Avec ses mots et son courage, Judith Godrèche est venue ouvrir en grand la boîte de pandore du cinéma français lors de la dernière cérémonie des Césars. Ça bouillonnait déjà bien fort depuis des mois avec l’affaire Depardieu, notre monstre sacré devenu monstre ordinaire. Mais jusque-là, Depardieu, Besson, Polanski et tous les autres bénéficiaient encore de notre indulgence collective. Il y a tout juste quatre ans, nous n’étions pas nombreuses à nous émouvoir du César accordé à Polanski. Et la foule est restée bien silencieuse lorsque qu’Adèle Haenel, Céline Sciamma et quelques autres ont quitté la salle en signe de protestation. Depuis toujours, la grande famille du cinéma serre les rangs autour de ses prédateurs.

Judith Godrèche avait seulement 14 ans lorsqu’elle a rencontré le réalisateur Benoît Jacquot. Il en avait 39. Ils débutent alors une relation de “couple” qui durera 6 ans. Pour se protéger elle-même, Judith s’invente une grande histoire d’amour. Mais c’est une histoire d’emprise et de prédation.

“Elle semblait tellement mûre”, “elle faisait plus que son âge”. Ce sont les arguments qu’utilisent les prédateurs sexuels pour justifier leurs actes. Non, on n’est pas mûre à 14 ans, on sort tout juste de l’enfance. On ne rêve pas d’assouvir les fantasmes d’un vieux quadra. A peine un an plus tard, à 15 ans, elle subit également les assauts sexuels de Jacques Doillon sur un autre plateau de tournage. Dans le sillage de ces révélations, c’est une autre actrice, Isild Le Besco, qui a pris la parole contre Benoît Jacquot et Jacques Doillon. Le premier aurait entretenu avec elle des relations sexuelles houleuses alors qu’elle avait tout juste 16 ans. Elle raconte “une emprise destructrice” et des “violences physiques”. Le second lui aurait refusé un rôle après qu’elle ait refusé ses avances.

Comme toujours, des voix anonymes s’élèvent pour soutenir les auteurs et remettre en cause la parole des victimes. Avec des arguments de suspicion classiques : “pourquoi réagir maintenant, des années après les faits ?” Comme si il existait un moment parfait pour dénoncer, alors qu’on sait bien que, 3 jours ou 30 ans après, on fait face aux mêmes barrières et au même déni.

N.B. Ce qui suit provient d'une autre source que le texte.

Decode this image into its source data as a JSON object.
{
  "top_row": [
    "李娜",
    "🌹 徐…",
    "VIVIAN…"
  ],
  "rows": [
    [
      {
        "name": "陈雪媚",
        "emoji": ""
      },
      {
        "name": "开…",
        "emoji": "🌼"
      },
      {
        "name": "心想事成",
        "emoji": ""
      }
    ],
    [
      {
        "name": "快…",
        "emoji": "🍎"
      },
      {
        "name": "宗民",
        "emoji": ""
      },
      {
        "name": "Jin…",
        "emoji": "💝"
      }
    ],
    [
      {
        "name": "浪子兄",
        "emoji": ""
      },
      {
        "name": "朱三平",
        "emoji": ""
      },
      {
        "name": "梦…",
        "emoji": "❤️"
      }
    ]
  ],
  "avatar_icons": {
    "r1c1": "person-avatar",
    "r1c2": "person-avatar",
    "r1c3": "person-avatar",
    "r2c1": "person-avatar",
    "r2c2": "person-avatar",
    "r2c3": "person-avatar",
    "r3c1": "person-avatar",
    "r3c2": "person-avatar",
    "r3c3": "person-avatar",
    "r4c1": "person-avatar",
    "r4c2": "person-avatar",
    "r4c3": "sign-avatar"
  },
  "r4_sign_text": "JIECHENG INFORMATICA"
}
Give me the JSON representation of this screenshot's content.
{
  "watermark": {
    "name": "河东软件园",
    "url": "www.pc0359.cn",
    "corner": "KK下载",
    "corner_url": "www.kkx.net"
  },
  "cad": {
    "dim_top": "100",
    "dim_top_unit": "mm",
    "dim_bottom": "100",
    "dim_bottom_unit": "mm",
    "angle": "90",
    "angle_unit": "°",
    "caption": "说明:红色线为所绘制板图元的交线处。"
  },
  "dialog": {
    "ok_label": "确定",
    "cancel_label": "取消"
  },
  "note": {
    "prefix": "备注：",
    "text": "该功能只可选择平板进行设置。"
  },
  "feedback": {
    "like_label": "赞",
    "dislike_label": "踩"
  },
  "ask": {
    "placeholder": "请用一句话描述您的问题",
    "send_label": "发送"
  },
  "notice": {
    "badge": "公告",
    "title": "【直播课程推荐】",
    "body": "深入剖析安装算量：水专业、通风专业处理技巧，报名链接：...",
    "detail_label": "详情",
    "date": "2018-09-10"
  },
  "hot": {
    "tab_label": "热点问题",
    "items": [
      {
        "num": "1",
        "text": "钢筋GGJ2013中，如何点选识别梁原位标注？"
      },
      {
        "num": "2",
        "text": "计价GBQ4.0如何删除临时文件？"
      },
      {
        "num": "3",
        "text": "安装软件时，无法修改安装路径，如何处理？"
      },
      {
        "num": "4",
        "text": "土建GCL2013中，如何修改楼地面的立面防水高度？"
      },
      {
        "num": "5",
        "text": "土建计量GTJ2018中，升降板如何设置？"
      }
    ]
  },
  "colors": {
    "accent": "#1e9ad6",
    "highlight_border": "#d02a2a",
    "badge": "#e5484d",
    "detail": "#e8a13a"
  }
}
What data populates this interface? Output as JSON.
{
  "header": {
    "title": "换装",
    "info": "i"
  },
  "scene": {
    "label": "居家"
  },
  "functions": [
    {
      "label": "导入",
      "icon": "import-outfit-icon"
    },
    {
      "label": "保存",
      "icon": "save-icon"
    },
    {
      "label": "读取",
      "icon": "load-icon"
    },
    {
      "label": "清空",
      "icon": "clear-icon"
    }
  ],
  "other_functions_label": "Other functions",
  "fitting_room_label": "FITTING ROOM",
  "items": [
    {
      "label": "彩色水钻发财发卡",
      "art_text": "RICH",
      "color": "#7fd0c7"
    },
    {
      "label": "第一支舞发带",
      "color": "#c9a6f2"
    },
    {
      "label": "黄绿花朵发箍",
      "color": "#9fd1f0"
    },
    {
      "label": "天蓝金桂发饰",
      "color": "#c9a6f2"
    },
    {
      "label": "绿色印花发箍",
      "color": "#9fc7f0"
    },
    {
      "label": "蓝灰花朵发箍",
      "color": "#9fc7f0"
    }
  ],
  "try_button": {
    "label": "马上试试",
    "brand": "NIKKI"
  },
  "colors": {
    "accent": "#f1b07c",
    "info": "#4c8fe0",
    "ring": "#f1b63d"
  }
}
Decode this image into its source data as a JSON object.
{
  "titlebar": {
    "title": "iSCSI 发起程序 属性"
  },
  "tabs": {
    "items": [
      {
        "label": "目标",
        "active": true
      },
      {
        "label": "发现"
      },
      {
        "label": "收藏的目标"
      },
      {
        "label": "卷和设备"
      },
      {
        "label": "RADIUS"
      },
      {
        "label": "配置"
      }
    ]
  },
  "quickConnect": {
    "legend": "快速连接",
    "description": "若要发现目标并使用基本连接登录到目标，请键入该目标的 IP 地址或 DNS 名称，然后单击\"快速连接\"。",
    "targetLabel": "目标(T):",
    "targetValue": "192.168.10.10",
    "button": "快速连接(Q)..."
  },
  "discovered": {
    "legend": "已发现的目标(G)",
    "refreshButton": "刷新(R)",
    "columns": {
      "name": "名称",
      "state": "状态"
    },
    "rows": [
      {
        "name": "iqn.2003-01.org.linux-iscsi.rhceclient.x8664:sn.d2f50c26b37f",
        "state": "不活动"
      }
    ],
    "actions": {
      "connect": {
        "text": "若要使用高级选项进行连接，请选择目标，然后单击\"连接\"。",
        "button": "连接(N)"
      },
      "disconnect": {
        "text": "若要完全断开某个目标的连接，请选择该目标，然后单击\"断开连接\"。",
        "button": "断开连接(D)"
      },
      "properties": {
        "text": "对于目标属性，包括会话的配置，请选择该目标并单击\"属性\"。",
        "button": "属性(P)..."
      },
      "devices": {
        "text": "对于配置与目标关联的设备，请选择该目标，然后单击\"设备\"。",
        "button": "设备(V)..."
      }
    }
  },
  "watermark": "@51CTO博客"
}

Il en va d’ailleurs souvent ainsi dans les affaires de violences sexuelles médiatisées : PPDA, Gérard Depardieu, plus récemment Gérard Miller, les victimes mettent des années à sortir du silence. Il faut concevoir que, face à un homme célèbre, brillant, influent, plus âgé, il existe automatiquement une relation de domination, souvent doublée d’une véritable emprise psychologique de l’agresseur sur sa victime. On n’est pas sur un pied d’égalité. Et cette emprise, il faut du temps pour s’en défaire. Pour comprendre qu’on a été manipulées. Pour accepter son statut de victime.

Et puis il ne faut pas négliger le dangereux entre-soi de ces milieux artistiques et intellectuels. Parler, c’est risquer d’être blacklistée, de perdre sa place, de retourner à l’anonymat. Les violeurs le savent parfaitement, ils usent et abusent de leur ascendant, de leur pouvoir, sur des jeunes filles et jeunes femmes dont ils peuvent briser la carrière en quelques mots.

Elles ont beaucoup de courage, toutes ces victimes, d’oser prendre la parole. Elles savent qu’elles vont rencontrer bien plus de freins que de soutiens. Qu’elles n’obtiendront probablement jamais justice. Mais elles parlent pour toutes les autres. Parce que les affaires qu’on médiatise, celles qui arrivent jusqu’aux tribunaux, c’est juste la pointe de l’iceberg des violences sexuelles. Pour une qui parle, combien restent dans l’ombre ?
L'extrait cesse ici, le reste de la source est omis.